Après une nuit de camping dans une ferme, nous marchons vers Ljubljana, capitale de la Slovénie.


On longe la rivière Sava qui nous mène jusqu’à sa banlieue, et après quelques courses, nous décidons de trouver un jardin où planter la tente pour la nuit. La première tentative est une victoire ! On tombe sur Marjeta (prononcez Marietta en français), qui après quelques secondes de méfiance et d’incompréhension devant notre projet — « But what is your project exactly ?? », « We are crossing Slovenia on foot » — nous accueille finalement à bras ouverts, elle se fait même notre ambassadrice et appelle son frère Joanez pour lui demander si elle peut nous installer sur le terrain du club de canoë familial juxtaposé à leur maison. Il est d’accord, c’est gagné !


Nos premières discussions avec Marjeta nous font rapidement comprendre que malgré leur grand cœur, le contexte n’est pas favorable à notre accueil ni à d’autres sources de dérangement. En effet, les inondations sont passés pas là quelques jours plus tôt et nous découvrons que leur club de canoë et leur maison en ont fait les frais. Ils sont épuisés par les travaux de nettoyage, le manque de sommeil et le traumatisme d’avoir vu la rivière voisine sortir de son lit aussi violemment.

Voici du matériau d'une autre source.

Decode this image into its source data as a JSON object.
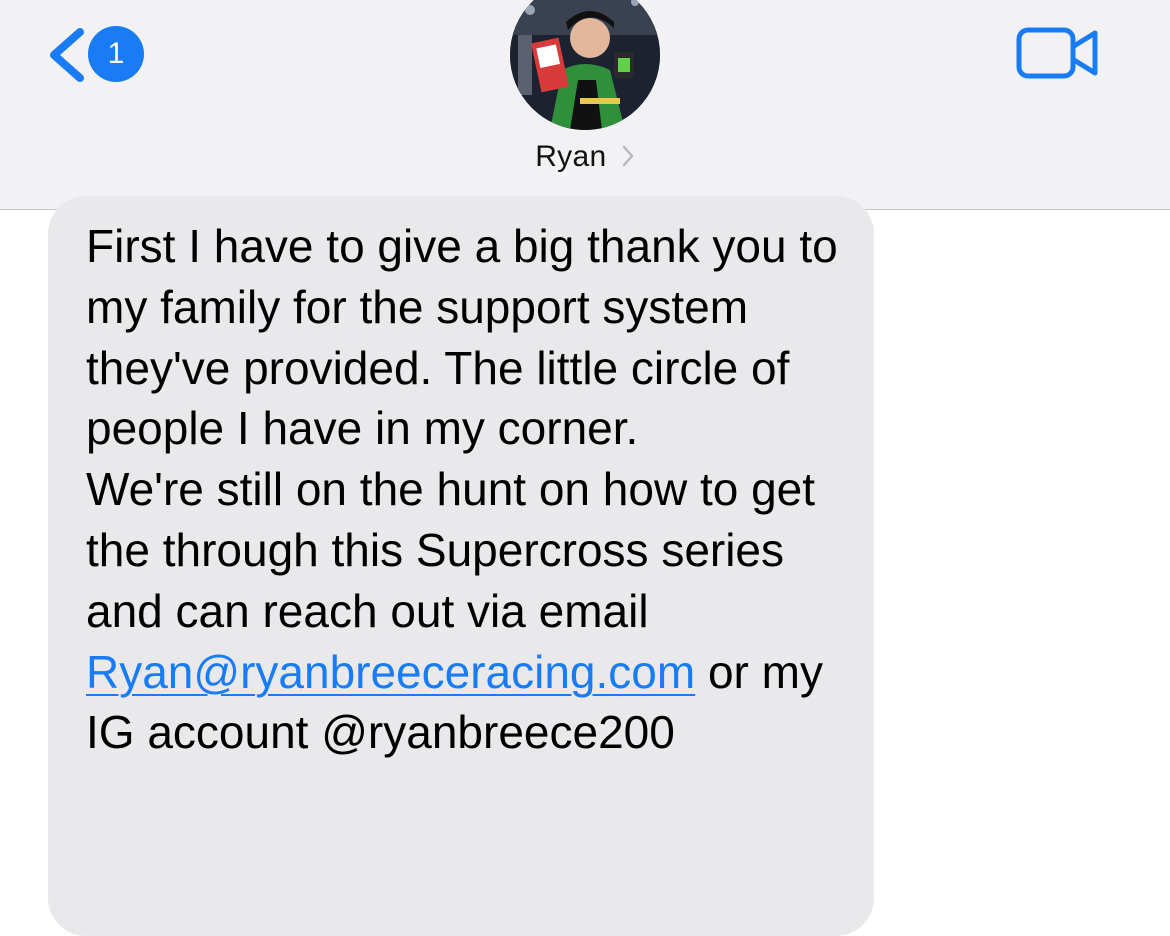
{
  "header": {
    "back_badge_count": "1",
    "contact_name": "Ryan",
    "name_chevron": ">"
  },
  "message": {
    "paragraph1": "First I have to give a big thank you to my family for the support system they've provided. The little circle of people I have in my corner.",
    "paragraph2_before_link": "We're still on the hunt on how to get the through this Supercross series and can reach out via email ",
    "email_link": "Ryan@ryanbreeceracing.com",
    "paragraph2_after_link": " or my IG account @ryanbreece200"
  },
  "colors": {
    "accent": "#1a7cf5",
    "header_bg": "#f2f2f5",
    "bubble_bg": "#e9e9eb"
  },
  "icons": {
    "back": "chevron-left-icon",
    "video": "video-camera-icon"
  }
}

On essaie donc de se rendre utile, et Joanez nous trouve une mission : nettoyer le terrain de beach-volley de la boue qui est venue se mélanger au sable fin. Pelle, brouette, c’est parti !

Ce travail physique au soleil est rapidement ponctué par les « pauses » proposées par Joanez : « Guys, stop, let’s have a beer », « Do your know schnaps ? ».


Au fil de l’après midi, le temps passé à pelleter est donc progressivement remplacé par les bières amicales avec Joanez et leurs amis de passages. Marjeta passe par là et nous invite à venir prendre de la soupe au moment du dîner. Son potager lui donne trop de légumes, elle en a donc beaucoup à partager. 


On comprendra seulement au moment de la rejoindre, en arrivant devant la table dressée, que « venez prendre un peu de soupe » est en fait une vraie invitation à dîner ! Nous passons toute la soirée avec elle et son mari. Ce dernier doit se coucher tôt, son travail dans une usine de fenêtre est matinal, mais la soirée se poursuit avec Marjeta. A travers ses récits, on comprend de manière plus personnelle et profonde les événements qui amenèrent la Slovénie à l’indépendance, l’éclatement de la Yougoslavie et les traces que ces événements ont pu laisser. En somme, la part de sensibilité que les panneaux et affichages des musées ne nous donnent pas.


L’indépendance de la Slovénie s’est gagnée en 1991 après 10 jours de conflits armés à ses frontières. A ce moment là, Marjeta et Joanez étaient en Italie pour une compétition de canoë (tous champions de la discipline dans leur famille). Ils ont rejoint leur famille à Ljubljana contre l’avis de leur père qui préférerait qu’ils restent en Italie. Les routes totalement vides, les convois militaires qui stationnaient aux abords de la capitale, et les conflits aux frontières ont laissé des souvenirs marquants, mais surtout des esprits profondément pacifistes dans cette famille : un mort c’est déjà trop. 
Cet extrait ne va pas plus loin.